Bernard Zimmerman The Sculptor is now 93 years old. Born in the Bronx, New York in 1927, he came to Los Angeles in the 1940s and had a long career in Los Angeles through which he was as dedicated to progressive and modern ideals as Zimmerman The Architect. In the early part of his career, he studied at the Otis Art Institute, as well as stints in Italy and New York. He taught for decades, primarily out of his studios, from the 1950s to the early 2000s, and participated in exhibitions at LACMA, the Santa Barbara Museum of Art, and the San Francisco Legion of Honor, as well as at exhibitions in San Diego, Seattle, and Portland. He was represented by the Ankrum Gallery in Los Angeles in the 1960s,⁴ and is perhaps best known for his large outdoor sculpture installations in cast bronze or welded metal in architectural settings across the Southland,⁵ including his 12-foot Dancing Water Nymphs at the controversial exemplar of desert modernism—the former Palm Springs Hotel and Spa.⁶ His artwork remains in local collections and private homes across Southern California, as well as in institutions like LACMA and the Hirshhorn.
As information across various channels materialized through digitized archives and published sources alongside the shared knowledge of a group of scholars, historians, and even family members, a clearer picture of these two men, and their contributions to the Los Angeles art scene, has formed.
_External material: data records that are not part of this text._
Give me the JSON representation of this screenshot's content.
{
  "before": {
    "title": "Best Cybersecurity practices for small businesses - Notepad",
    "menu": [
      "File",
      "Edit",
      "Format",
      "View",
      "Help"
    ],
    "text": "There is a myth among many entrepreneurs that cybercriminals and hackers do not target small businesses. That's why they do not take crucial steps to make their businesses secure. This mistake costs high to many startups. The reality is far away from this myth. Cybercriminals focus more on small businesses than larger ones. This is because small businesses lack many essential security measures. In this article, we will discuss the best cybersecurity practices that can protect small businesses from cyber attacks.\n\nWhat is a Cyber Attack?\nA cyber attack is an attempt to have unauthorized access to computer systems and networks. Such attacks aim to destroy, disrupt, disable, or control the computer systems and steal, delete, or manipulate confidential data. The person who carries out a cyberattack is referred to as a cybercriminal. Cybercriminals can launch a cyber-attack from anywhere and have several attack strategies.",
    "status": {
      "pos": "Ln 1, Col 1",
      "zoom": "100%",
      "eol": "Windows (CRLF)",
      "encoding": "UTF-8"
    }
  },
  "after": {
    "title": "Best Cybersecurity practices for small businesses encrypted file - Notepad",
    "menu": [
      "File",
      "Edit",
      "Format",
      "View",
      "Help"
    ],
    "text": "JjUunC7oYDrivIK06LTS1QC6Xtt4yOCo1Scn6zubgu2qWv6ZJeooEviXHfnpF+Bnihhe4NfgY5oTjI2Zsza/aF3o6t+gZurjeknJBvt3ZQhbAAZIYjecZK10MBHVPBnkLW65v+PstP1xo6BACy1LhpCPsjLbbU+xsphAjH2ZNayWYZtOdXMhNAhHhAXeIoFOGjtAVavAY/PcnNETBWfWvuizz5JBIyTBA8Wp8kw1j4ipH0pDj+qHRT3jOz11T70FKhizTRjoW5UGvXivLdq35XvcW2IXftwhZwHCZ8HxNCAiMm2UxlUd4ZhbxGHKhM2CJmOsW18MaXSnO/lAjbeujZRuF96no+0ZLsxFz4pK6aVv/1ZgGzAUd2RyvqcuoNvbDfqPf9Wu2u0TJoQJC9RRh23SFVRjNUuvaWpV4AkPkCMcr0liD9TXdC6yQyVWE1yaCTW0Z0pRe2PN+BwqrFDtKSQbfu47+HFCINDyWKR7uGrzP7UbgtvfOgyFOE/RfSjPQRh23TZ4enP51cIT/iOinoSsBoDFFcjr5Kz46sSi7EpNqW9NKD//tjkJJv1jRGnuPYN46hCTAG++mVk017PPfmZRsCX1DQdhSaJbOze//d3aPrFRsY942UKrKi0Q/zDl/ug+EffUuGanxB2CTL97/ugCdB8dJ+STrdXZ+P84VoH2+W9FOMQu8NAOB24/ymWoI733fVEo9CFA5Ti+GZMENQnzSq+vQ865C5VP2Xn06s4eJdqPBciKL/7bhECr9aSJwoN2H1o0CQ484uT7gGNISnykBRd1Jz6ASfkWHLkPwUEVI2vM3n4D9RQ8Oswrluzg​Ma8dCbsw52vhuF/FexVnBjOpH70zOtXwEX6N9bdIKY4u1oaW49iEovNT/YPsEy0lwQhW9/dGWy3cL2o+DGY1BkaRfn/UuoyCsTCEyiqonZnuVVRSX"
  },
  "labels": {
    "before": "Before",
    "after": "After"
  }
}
While a selection of the works we care for at LACMA have detailed records down to the day on which they were made—or their 200-year journey into the museum's care can be traced owner by owner—the majority of the more than 142,000 objects in our collection continue to warrant physical and scholarly attention. It is only in our efforts to display these objects—whether through our robust lending program, through cross-institutional initiatives, or through the dynamic presentations we have planned for our new building for the permanent collection—that we will continue to clarify and present the histories of these works.
³ Email correspondence between Dawson Weber and Lauren Weiss Bricker, 22 October 2020.
⁴ Ankrum Gallery records, Archives of American Art, Box 25, Folders 19 and 20.
⁵ Lyn Kienholz, L.A. Rising, SoCal Artists Before 1980.